Ob ein noch fünfjähriges oder gerade sechs gewordenes Kind eingeschult wird oder nicht, entscheiden nicht nur Schulen und Ärzte. Mit der 2018 vom Land Niedersachsen eingeführten Flexibilisierung des Einschulungsstichtags haben die Eltern das Recht, ihre zwischen dem 1. Juli und 30. September geborenen Kinder ohne Angaben von Gründen ein Jahr länger in den Kitas zu lassen. Wie sich zeigt, machen in Laatzen davon immer mehr Gebrauch. Betraf es anfangs nur jedes siebte sogenannte Flexi-Kind, sind es in diesem Jahr schon fast zwei Drittel. Stichproben in den Einrichtungen ergeben: Die Kitas begrüßen die Entwicklung, auch wenn die freien Plätze mit der Zeit knapp werden könnten.
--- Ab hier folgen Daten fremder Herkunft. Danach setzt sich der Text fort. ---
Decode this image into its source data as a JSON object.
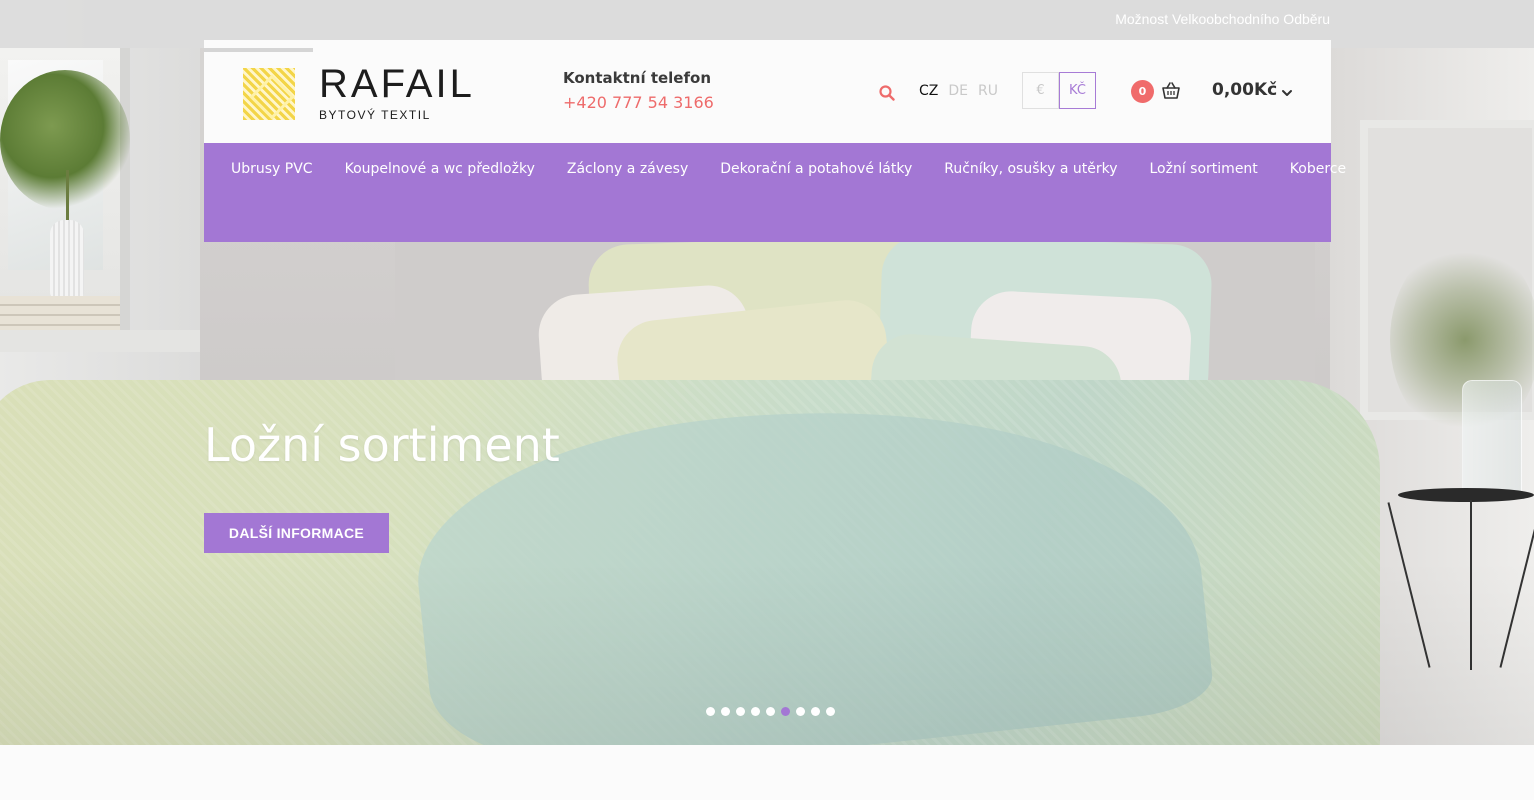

Kita rät Eltern zu späterer Einschulung

„Wir sehen das nur positiv“, sagt Heike Holstein. Die Leitern der DRK-Kita Barmklagesweg in Ingeln-Oesselse kann sich noch an die Zeit erinnern, als sogar im September geborene Kinder eingeschult werden mussten und nur mit einem genehmigten Antrag in der Kita bleiben durften. „Das war schlimm“, sagt sie. Nun könnten die Eltern frei entscheiden, wenn sie das Gefühl haben, dass ihre Kinder noch zu jung für den Wechsel sind. Die Kita selbst habe Familien von im Sommer geborenen Kindern oft geraten, diese erst später einzuschulen, und tausche sich stets eng mit den Eltern aus. Von den acht Flexi-Kindern der Einrichtung, die fast alle im September Geburtstag haben, wird am Sonnabend nur eins eingeschult. Insgesamt wurden bei der DRK-Kita 30 Jungen und Mädchen verabschiedet.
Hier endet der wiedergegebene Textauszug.